Please read these advices, in order to prevent reinfecting your PC:

• Install and update the following programs regularly:
  • an outbound firewall. If you are connected to the internet through a router, you are already behind a hardware firewall and as such you do not need an extra software firewall.
    A comprehensive tutorial and a list of possible firewalls can be found here.
    
  • an AntiVirus Software
    It is imperative that you update your AntiVirus Software on regular basis.If you do not update your AntiVirus Software then it will not be able to catch the latest threats.
    
  • an Anti-Spyware program
    Malware Byte's Anti Malware is an excellent Anti-Spyware scanner. It's scan times are usually under ten minutes, and has excellent detection and removal rates.
    SUPERAntiSpyware is another good scanner with high detection and removal rates.
    Both programs are free for non commercial home use but provide a resident and do not nag if you purchase the paid versions.
    
  • Spyware Blaster
    A tutorial for Spywareblaster can be found here. If you wish, the commercial version provides automatic updating.
  
  
• Keep Windows (and your other Microsoft software) up to date!
  I cannot stress how important this is enough. Often holes are found in Internet Explorer or Windows itself that require patching. Sometimes these holes will allow an attacker unrestricted access to your computer.
  Therefore, please, visit the Microsoft Update Website and follow the on screen instructions to setup Microsoft Update. Also follow the instructions to update your system. Please REBOOT and repeat this process until there are no more updates to install!!
  
• Keep your other software up to date as well
  Software does not need to be made by Microsoft to be insecure. You can use the Secunia Online Software occasionally to help you check for out of date software on yourmachine.
  
• Stay up to date!
  The MOST IMPORTANT part of any security setup is keeping the software up to date. Malware writers release new variants every single day. If your software updates don't keep up, then the malware will always be one step ahead. Not a good thing.
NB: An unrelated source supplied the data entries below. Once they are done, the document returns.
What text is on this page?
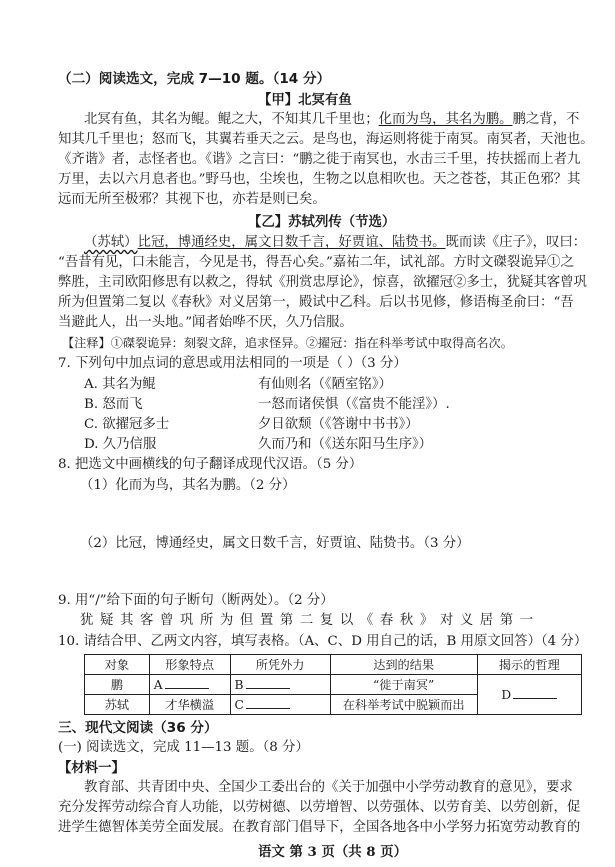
（二）阅读选文，完成 7—10 题。（14 分）
【甲】北冥有鱼
北冥有鱼，其名为鲲。鲲之大，不知其几千里也；化而为鸟，其名为鹏。鹏之背，不
知其几千里也；怒而飞，其翼若垂天之云。是鸟也，海运则将徙于南冥。南冥者，天池也。
《齐谐》者，志怪者也。《谐》之言曰：“鹏之徙于南冥也，水击三千里，抟扶摇而上者九
万里，去以六月息者也。”野马也，尘埃也，生物之以息相吹也。天之苍苍，其正色邪？其
远而无所至极邪？其视下也，亦若是则已矣。
【乙】苏轼列传（节选）
（苏轼）比冠，博通经史，属文日数千言，好贾谊、陆贽书。既而读《庄子》，叹曰：
“吾昔有见，口未能言，今见是书，得吾心矣。”嘉祐二年，试礼部。方时文磔裂诡异①之
弊胜，主司欧阳修思有以救之，得轼《刑赏忠厚论》，惊喜，欲擢冠②多士，犹疑其客曾巩
所为但置第二复以《春秋》对义居第一，殿试中乙科。后以书见修，修语梅圣俞曰：“吾
当避此人，出一头地。”闻者始哗不厌，久乃信服。
【注释】①磔裂诡异：刻裂文辞，追求怪异。②擢冠：指在科举考试中取得高名次。
7. 下列句中加点词的意思或用法相同的一项是（ ）（3 分）
A. 其名为鲲	有仙则名（《陋室铭》）
B. 怒而飞	一怒而诸侯惧（《富贵不能淫》）.
C. 欲擢冠多士	夕日欲颓（《答谢中书书》）
D. 久乃信服	久而乃和（《送东阳马生序》）
8. 把选文中画横线的句子翻译成现代汉语。（5 分）
（1）化而为鸟，其名为鹏。（2 分）
（2）比冠，博通经史，属文日数千言，好贾谊、陆贽书。（3 分）
9. 用“/”给下面的句子断句（断两处）。（2 分）
犹疑其客曾巩所为但置第二复以《春秋》对义居第一
10. 请结合甲、乙两文内容，填写表格。（A、C、D 用自己的话，B 用原文回答）（4 分）
对象	形象特点	所凭外力	达到的结果	揭示的哲理
鹏	A	B	“徙于南冥”	D
苏轼	才华横溢	C	在科举考试中脱颖而出	
三、现代文阅读（36 分）
(一) 阅读选文，完成 11—13 题。（8 分）
【材料一】
教育部、共青团中央、全国少工委出台的《关于加强中小学劳动教育的意见》，要求
充分发挥劳动综合育人功能，以劳树德、以劳增智、以劳强体、以劳育美、以劳创新，促
进学生德智体美劳全面发展。在教育部门倡导下，全国各地各中小学努力拓宽劳动教育的
语文 第 3 页（共 8 页）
Some more links you might find of interest:

• Miekies' prevention suggestions
  
• So How did I get infected?
  
• Microsoft - 'Security at home'
  
• Calendar of Updates: See which updates have been released.
  
• How to backup your Data with Cobian Backup:because you never know, when your harddisk might fail
  
• Commonly Used Freeware Replacements: a nice list of freeware programs in all categories, that are regarded as useful by the users of this forum.
  
• osalt: Find (free) open source alternatives to known commercial software.

Please reply to this topic if you have read the above information. If your computer is working fine, this topic will be closed afterwards.

It appears that this issue is resolved, therefore I am closing the topic. If that is not the case and you need or wish to continue with this topic, please send me or any Moderator a Personal Message (PM) that you would like this topic re-opened.